Abundance of Choice

Complex statistical analysis and mathematical modelling involve multitudes of choices and assumptions. Recent “many analysts, one data set” studies show the danger of relying solely on one research team.

Here we present several examples from this literature.

We also present an example from climate modelling in which variations in modelling choices account for a greater share of variance than variations in scenario choice.

Silberzahn et al. (2018) — social science, psychology

Twenty-nine teams involving 61 analysts used the same data set to address the same research question: whether soccer referees are more likely to give red cards to dark-skin-toned players than to light-skin-toned players. …Twenty teams (69%) found a statistically significant positive effect, and 9 teams (31%) did not observe a significant relationship. Overall, the 29 different analyses used 21 unique combinations of covariates. …significant variation in the results of analyses of complex data may be difficult to avoid, even by experts with honest intentions.

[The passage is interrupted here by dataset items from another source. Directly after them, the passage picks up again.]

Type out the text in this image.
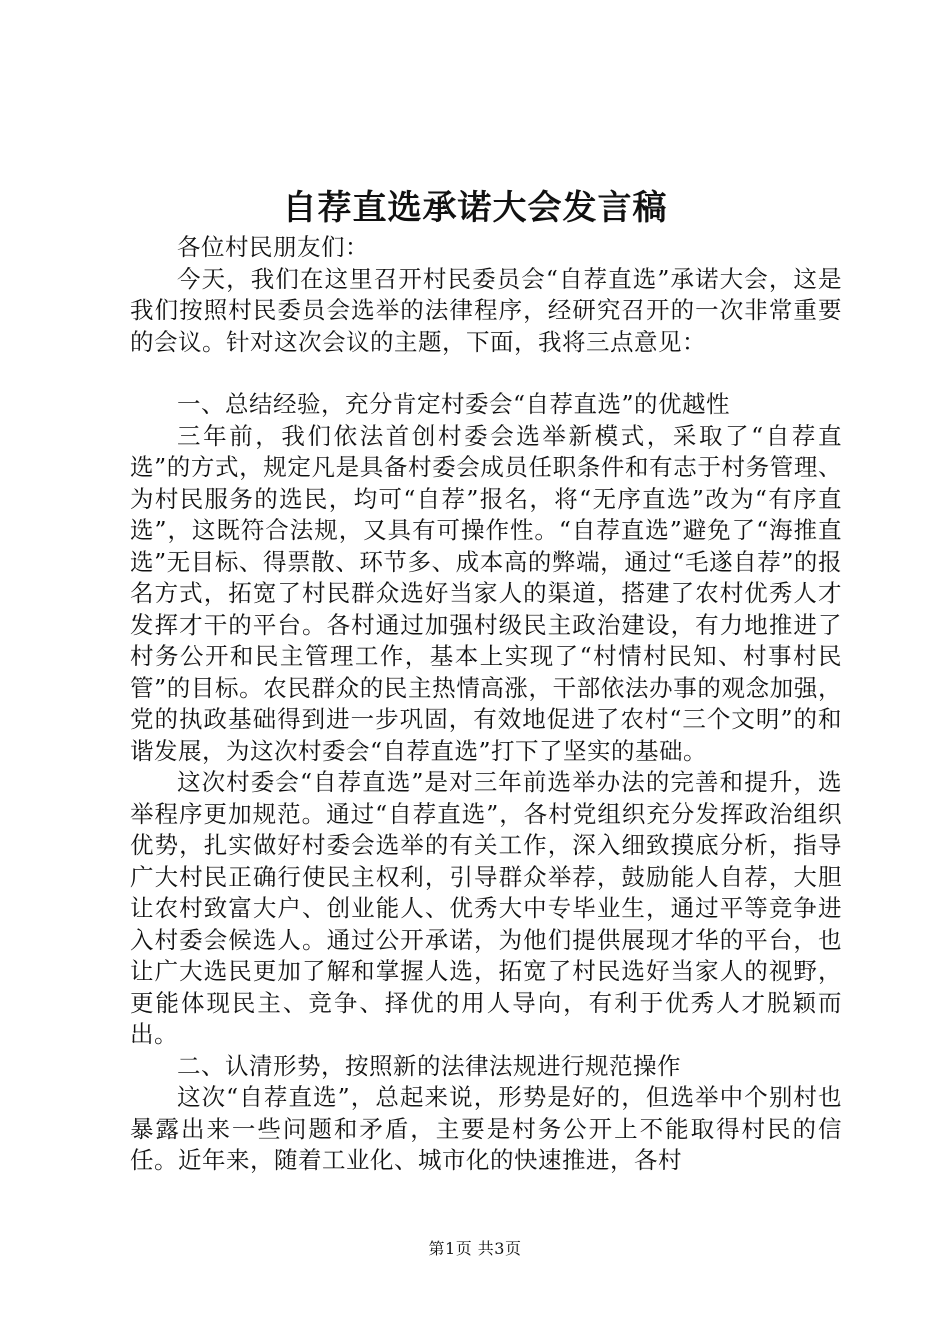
自荐直选承诺大会发言稿

各位村民朋友们：

今天，我们在这里召开村民委员会“自荐直选”承诺大会，这是我们按照村民委员会选举的法律程序，经研究召开的一次非常重要的会议。针对这次会议的主题，下面，我将三点意见：

一、总结经验，充分肯定村委会“自荐直选”的优越性

三年前，我们依法首创村委会选举新模式，采取了“自荐直选”的方式，规定凡是具备村委会成员任职条件和有志于村务管理、为村民服务的选民，均可“自荐”报名，将“无序直选”改为“有序直选”，这既符合法规，又具有可操作性。“自荐直选”避免了“海推直选”无目标、得票散、环节多、成本高的弊端，通过“毛遂自荐”的报名方式，拓宽了村民群众选好当家人的渠道，搭建了农村优秀人才发挥才干的平台。各村通过加强村级民主政治建设，有力地推进了村务公开和民主管理工作，基本上实现了“村情村民知、村事村民管”的目标。农民群众的民主热情高涨，干部依法办事的观念加强，党的执政基础得到进一步巩固，有效地促进了农村“三个文明”的和谐发展，为这次村委会“自荐直选”打下了坚实的基础。

这次村委会“自荐直选”是对三年前选举办法的完善和提升，选举程序更加规范。通过“自荐直选”，各村党组织充分发挥政治组织优势，扎实做好村委会选举的有关工作，深入细致摸底分析，指导广大村民正确行使民主权利，引导群众举荐，鼓励能人自荐，大胆让农村致富大户、创业能人、优秀大中专毕业生，通过平等竞争进入村委会候选人。通过公开承诺，为他们提供展现才华的平台，也让广大选民更加了解和掌握人选，拓宽了村民选好当家人的视野，更能体现民主、竞争、择优的用人导向，有利于优秀人才脱颖而出。

二、认清形势，按照新的法律法规进行规范操作

这次“自荐直选”，总起来说，形势是好的，但选举中个别村也暴露出来一些问题和矛盾，主要是村务公开上不能取得村民的信任。近年来，随着工业化、城市化的快速推进，各村

第1页 共3页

Covariates included by each team
Table: Covariates included by each team.

Odds Ratios across 29 teams
Figure: Odds ratios across 29 teams.

OR point estimates clustered by analytic approach
Figure: OR point estimates clustered by analytic approach.

The observed results from analyzing a complex data set can be highly contingent on justifiable, but subjective, analytic decisions. Uncertainty in interpreting research results is therefore not just a function of statistical power or the use of questionable research practices; it is also a function of the many reasonable decisions that researchers must make in order to conduct the research.

Huntington-Klein et al. (2021) — economics

These researchers ask whether two published empirical studies reporting causal empirical results replicate when this is attempted by multiple research teams.

  1. Black et al. (2008) Staying in the classroom and out of the maternity ward? The effect of compulsory schooling laws on teenage births. The Economic Journal, 118(530): 1025–1054. Link
  2. Fairlie et al. (2011) Is employer-based health insurance a barrier to entrepreneurship? Journal of Health Economics, 30(1): 146–162. Link

They recruit 49 published researchers to participate in replication teams.

After attrition (due to a short completion window), they obtained 7 independent replications of each study.

Compulsory education
Figure: Results from compulsory education (#1.) replication study.

Health insurance
Figure: Results from health insurance (#2.) replication study.

Researchers make hundreds of decisions about data collection, preparation, and analysis in their research. …We find large differences in data preparation and analysis decisions, many of which would not likely be reported in a publication. No two replicators reported the same sample size. Statistical significance varied across replications, and for one of the studies the effect’s sign varied as well. The standard deviation of estimates across replications was 3–4 times the mean reported standard error.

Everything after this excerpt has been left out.